Ron Gardin

No. 30, 37
- Position: Defensive back

Personal information
- Born: September 25, 1944 New Haven, Connecticut, U.S.
- Died: April 4, 2025 (aged 80) Phoenix, Arizona, U.S.
- Listed height: 5 ft 11 in (1.80 m)
- Listed weight: 180 lb (82 kg)

Career information
- High school: Ansonia (Ansonia, Connecticut)
- College: Cameron Arizona
- NFL draft: 1970 (6th round, 148th overall pick)

Career history
- Baltimore Colts (1970–1971); New England Patriots (1971);

Awards and highlights
- Super Bowl champion (V);

Career NFL statistics
- Fumble recoveries: 1
- Return yards: 1,005
- Total TDs: 1
- Stats at Pro Football Reference

= Ron Gardin =

American football player (1944–2025)

Ron Gardin (September 25, 1944 – April 4, 2025) was an American professional football player who was a defensive back and kick returner in the National Football League (NFL). He played college football for the Arizona Wildcats and was selected in the sixth round of the 1970 NFL draft. Gardin played in Super Bowl V for the Baltimore Colts.

== College career ==
A standout four-sport athlete in at Ansonia High School in Connecticut, Gardin enlisted in the army after graduating in 1962. After he was discharged, he played college football Cameron Junior College and then at the University of Arizona, where he led the Wildcats in receiving in 1968 with 892 yards and then in rushing in 1969 with 759 yards. Gardin played in the Coaches All-American Game in Lubbock, Texas in June, scoring a touchdown reception and winning the Ernie Davis Award for inspiring play.

== Pro career ==
The 26-year-old Gardin was selected in the sixth round of the 1970 NFL draft by the Colts.The highlight of his rookie season was an 80-yard punt for a touchdown against the Miami Dolphins. Gardin finished second in the AFC in punt returns with 28 for 330 yards and an 11.8 average.

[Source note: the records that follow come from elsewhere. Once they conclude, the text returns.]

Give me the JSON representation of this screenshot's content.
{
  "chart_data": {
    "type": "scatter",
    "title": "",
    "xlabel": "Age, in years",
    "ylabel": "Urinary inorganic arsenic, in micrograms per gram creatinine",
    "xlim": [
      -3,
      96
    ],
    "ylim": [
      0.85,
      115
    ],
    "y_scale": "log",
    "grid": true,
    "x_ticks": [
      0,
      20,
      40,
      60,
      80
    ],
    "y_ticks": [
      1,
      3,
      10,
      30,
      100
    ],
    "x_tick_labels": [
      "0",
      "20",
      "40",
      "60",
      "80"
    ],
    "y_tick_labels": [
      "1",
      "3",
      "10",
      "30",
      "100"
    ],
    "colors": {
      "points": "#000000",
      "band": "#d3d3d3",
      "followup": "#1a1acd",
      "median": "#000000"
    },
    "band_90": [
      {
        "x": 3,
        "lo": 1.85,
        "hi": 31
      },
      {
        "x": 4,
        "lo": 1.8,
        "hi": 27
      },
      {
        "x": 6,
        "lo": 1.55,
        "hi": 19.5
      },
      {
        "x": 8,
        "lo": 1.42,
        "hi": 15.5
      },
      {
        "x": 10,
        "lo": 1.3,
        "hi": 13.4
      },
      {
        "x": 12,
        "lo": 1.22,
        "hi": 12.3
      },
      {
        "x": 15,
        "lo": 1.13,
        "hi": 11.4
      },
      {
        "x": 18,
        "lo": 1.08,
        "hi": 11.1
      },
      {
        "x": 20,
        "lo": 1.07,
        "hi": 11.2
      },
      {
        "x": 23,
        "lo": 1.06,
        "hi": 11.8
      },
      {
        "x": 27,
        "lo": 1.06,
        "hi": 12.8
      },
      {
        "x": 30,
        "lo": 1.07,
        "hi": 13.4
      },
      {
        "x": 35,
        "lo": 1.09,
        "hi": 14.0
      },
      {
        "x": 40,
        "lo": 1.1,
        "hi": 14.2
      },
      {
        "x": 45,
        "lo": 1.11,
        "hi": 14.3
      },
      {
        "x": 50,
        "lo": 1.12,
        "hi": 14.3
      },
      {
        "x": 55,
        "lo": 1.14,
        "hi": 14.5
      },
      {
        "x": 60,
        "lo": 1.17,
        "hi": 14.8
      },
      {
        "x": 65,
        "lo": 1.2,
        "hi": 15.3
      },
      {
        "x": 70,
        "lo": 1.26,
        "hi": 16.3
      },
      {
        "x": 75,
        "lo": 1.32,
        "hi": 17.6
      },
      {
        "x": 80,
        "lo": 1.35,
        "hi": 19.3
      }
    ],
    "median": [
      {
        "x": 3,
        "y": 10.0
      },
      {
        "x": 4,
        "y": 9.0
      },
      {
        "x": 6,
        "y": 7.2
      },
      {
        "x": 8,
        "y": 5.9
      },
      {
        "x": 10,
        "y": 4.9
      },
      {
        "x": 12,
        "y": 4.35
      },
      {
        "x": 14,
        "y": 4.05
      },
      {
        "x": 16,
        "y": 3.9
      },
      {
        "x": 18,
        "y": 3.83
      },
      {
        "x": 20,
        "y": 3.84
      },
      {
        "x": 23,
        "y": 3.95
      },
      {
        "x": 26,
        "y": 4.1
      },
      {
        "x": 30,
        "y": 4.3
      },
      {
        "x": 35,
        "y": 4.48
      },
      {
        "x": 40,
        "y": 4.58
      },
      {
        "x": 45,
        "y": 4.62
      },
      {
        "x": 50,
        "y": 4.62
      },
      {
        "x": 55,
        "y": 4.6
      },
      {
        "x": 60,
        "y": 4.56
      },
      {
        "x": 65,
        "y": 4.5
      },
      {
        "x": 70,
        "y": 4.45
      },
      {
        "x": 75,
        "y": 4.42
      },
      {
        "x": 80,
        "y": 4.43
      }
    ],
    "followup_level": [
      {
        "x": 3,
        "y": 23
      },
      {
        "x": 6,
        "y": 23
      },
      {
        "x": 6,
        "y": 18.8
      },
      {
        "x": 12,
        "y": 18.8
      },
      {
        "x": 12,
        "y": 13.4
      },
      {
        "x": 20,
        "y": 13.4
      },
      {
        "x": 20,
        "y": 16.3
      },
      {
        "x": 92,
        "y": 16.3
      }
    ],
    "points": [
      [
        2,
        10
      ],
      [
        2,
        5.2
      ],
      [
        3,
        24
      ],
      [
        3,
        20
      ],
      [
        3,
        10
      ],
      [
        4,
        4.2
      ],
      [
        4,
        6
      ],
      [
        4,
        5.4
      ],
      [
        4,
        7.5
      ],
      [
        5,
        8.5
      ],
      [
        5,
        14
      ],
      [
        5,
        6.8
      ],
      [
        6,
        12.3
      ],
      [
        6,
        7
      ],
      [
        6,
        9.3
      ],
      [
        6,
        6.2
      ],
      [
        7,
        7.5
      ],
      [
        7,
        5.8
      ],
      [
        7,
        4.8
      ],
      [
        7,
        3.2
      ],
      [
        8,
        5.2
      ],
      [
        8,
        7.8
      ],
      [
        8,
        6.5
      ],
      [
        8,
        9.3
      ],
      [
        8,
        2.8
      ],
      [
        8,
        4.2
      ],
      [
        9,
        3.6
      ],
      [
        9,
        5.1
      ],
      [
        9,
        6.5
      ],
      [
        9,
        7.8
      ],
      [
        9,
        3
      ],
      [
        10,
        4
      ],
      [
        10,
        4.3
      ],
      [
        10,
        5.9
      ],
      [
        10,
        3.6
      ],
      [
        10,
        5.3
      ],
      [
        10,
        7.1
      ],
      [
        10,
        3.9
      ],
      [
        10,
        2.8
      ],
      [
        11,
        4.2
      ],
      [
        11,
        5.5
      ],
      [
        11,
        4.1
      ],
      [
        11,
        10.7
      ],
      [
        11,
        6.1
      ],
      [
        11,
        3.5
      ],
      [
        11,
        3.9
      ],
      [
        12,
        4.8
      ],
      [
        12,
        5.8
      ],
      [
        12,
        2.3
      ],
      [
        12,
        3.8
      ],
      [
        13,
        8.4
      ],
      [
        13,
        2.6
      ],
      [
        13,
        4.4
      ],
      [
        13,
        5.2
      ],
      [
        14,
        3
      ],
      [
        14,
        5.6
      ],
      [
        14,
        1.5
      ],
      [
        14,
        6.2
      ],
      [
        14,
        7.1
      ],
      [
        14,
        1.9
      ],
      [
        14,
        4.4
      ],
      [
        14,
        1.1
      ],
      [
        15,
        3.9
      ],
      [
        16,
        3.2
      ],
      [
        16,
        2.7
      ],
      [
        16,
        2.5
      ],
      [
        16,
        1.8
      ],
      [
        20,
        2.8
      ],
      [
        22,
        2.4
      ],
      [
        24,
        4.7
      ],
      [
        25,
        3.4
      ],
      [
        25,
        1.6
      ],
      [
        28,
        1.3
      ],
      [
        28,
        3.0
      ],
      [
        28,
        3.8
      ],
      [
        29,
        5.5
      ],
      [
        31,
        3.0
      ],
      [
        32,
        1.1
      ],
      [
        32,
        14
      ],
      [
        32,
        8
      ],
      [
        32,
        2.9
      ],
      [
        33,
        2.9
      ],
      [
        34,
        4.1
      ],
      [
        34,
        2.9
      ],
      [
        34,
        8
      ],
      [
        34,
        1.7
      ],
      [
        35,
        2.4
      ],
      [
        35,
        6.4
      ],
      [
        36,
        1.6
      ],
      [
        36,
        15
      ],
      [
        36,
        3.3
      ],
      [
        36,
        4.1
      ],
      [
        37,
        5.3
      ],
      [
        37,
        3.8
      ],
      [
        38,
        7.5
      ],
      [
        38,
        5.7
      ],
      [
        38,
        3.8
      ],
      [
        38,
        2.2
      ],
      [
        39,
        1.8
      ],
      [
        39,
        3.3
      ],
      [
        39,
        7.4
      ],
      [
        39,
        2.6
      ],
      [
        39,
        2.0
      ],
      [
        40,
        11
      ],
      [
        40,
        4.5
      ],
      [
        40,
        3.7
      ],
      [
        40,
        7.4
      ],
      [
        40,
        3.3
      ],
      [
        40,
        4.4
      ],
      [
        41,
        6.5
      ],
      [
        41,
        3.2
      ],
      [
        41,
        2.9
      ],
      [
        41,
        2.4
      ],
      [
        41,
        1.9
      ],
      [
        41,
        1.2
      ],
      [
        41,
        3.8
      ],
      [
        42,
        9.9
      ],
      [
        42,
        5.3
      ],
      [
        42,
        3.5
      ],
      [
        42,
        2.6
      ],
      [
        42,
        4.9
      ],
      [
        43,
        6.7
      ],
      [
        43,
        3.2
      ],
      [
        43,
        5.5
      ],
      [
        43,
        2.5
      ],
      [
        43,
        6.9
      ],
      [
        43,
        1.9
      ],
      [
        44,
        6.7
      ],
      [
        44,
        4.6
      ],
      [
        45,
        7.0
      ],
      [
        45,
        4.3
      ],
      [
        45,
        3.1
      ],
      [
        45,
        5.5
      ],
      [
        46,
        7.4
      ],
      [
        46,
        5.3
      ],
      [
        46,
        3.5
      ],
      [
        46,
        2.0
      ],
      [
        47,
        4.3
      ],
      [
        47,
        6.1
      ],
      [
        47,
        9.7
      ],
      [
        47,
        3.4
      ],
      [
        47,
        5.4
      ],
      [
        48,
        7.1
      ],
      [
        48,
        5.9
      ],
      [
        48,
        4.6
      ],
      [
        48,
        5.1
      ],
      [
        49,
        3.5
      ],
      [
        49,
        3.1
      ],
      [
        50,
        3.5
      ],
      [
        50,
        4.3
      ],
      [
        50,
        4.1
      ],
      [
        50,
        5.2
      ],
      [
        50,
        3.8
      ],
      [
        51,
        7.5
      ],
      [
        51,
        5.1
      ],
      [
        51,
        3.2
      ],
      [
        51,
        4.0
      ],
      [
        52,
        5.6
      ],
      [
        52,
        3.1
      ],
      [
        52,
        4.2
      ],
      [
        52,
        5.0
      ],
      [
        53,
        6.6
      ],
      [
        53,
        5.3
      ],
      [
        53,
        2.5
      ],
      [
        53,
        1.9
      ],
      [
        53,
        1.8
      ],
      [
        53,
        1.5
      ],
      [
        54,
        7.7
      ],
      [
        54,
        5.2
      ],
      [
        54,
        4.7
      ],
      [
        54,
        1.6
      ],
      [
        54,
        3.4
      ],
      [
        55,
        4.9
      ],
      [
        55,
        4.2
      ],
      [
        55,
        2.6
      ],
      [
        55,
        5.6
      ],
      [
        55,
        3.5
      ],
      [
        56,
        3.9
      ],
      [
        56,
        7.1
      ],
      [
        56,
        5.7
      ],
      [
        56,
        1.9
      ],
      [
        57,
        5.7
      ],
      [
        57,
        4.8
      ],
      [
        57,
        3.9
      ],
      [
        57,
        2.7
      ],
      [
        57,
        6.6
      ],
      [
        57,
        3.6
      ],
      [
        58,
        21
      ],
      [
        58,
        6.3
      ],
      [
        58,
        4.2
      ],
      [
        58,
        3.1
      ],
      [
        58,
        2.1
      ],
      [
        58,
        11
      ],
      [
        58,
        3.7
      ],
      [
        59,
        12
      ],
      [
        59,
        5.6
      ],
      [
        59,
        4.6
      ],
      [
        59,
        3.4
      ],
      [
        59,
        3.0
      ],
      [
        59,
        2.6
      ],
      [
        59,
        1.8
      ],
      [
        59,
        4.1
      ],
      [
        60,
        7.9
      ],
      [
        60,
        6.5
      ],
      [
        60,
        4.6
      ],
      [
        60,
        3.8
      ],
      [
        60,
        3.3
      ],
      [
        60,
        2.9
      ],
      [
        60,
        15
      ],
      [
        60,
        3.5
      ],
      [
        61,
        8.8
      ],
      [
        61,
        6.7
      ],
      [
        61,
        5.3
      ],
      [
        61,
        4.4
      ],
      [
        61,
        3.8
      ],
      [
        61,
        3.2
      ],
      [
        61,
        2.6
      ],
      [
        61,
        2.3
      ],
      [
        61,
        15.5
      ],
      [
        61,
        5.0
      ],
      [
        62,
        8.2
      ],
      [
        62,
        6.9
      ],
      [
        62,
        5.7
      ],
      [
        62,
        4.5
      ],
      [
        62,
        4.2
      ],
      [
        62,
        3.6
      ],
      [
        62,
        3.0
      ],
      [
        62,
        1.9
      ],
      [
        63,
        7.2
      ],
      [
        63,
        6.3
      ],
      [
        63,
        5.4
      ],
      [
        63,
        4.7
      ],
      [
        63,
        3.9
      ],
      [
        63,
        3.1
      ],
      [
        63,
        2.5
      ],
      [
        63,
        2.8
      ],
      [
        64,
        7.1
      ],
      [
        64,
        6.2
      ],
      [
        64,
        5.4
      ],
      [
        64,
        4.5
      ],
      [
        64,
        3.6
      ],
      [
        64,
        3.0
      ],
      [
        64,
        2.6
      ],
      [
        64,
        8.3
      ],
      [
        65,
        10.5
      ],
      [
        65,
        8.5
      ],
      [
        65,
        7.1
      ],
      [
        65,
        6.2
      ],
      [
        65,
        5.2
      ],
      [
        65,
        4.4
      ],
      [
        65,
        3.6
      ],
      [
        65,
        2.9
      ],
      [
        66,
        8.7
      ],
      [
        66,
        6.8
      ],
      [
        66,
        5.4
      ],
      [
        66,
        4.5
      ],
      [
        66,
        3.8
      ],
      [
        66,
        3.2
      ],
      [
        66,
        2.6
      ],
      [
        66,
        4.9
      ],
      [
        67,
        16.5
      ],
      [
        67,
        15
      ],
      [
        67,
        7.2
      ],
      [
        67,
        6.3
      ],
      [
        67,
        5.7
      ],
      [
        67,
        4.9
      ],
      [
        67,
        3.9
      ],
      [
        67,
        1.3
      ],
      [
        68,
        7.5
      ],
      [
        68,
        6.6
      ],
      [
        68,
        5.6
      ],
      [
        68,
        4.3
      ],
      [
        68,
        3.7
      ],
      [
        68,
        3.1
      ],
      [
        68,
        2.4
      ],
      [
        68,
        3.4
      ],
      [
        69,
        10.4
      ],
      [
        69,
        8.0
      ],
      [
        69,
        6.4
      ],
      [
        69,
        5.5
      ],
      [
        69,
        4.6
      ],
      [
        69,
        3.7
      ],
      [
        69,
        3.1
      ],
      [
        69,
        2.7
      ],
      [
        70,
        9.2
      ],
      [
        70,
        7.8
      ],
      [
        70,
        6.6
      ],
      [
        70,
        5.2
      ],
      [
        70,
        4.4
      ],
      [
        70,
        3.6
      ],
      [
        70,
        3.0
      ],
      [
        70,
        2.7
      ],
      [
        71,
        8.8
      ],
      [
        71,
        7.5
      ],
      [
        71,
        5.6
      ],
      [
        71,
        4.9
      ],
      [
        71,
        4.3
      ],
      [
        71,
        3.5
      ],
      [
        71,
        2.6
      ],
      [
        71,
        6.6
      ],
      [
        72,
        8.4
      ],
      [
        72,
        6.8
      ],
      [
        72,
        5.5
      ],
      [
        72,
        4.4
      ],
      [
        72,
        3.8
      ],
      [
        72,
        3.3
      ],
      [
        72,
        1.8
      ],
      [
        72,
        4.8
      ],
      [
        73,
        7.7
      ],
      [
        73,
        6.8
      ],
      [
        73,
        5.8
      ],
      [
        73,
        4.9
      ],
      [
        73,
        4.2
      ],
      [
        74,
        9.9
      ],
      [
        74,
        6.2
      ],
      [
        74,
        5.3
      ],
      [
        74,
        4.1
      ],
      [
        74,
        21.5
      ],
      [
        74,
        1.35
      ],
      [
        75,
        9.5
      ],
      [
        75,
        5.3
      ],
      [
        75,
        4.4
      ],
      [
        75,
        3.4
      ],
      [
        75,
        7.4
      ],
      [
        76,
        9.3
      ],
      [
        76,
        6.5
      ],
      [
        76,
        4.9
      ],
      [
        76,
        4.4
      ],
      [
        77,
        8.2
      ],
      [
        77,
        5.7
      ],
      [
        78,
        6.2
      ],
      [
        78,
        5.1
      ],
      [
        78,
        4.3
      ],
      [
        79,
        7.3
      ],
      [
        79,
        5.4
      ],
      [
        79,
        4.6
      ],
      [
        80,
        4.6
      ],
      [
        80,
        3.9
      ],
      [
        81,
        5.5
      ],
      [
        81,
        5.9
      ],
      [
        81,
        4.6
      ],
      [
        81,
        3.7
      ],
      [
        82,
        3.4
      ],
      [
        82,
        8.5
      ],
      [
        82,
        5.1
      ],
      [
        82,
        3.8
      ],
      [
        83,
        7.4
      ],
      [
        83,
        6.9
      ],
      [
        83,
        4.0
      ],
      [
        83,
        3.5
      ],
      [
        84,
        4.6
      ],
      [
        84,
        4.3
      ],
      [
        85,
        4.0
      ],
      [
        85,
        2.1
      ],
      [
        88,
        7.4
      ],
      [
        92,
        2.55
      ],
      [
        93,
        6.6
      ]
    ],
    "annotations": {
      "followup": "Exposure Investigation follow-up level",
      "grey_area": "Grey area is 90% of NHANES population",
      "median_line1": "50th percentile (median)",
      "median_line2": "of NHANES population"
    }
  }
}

Gardin returned punts in Baltimore's two playoff games and then in the Colts Super Bowl victory. His three fair catches in the Super Bowl were a record that stood until Super Bowl XXXV. Gardin was also the first Arizona grad to play in the Super Bowl.

The Colts traded Gardin to the New England Patriots early in the 1971 season for a 5th-round draft pick. In June of 1972 he was traded to the Pittsburgh Steelers, but we was waived during training camp and then signed by the Miami Dolphins, but spent the season on the injured list. He signed with the Green Bay Packers in January 1973 but was released in May, ending his NFL career.

== Later career ==
After his professional football career ended, Gardin worked at a car dealership and as a Recreational Coordinator for the Marty Birdman Recreation Center in the Tucson Parks and Recreation Department. He was a past president of the NFL's Retired Players Association.

Gardin died at an assisted living center in Phoenix, in April 2025, at the age of 80.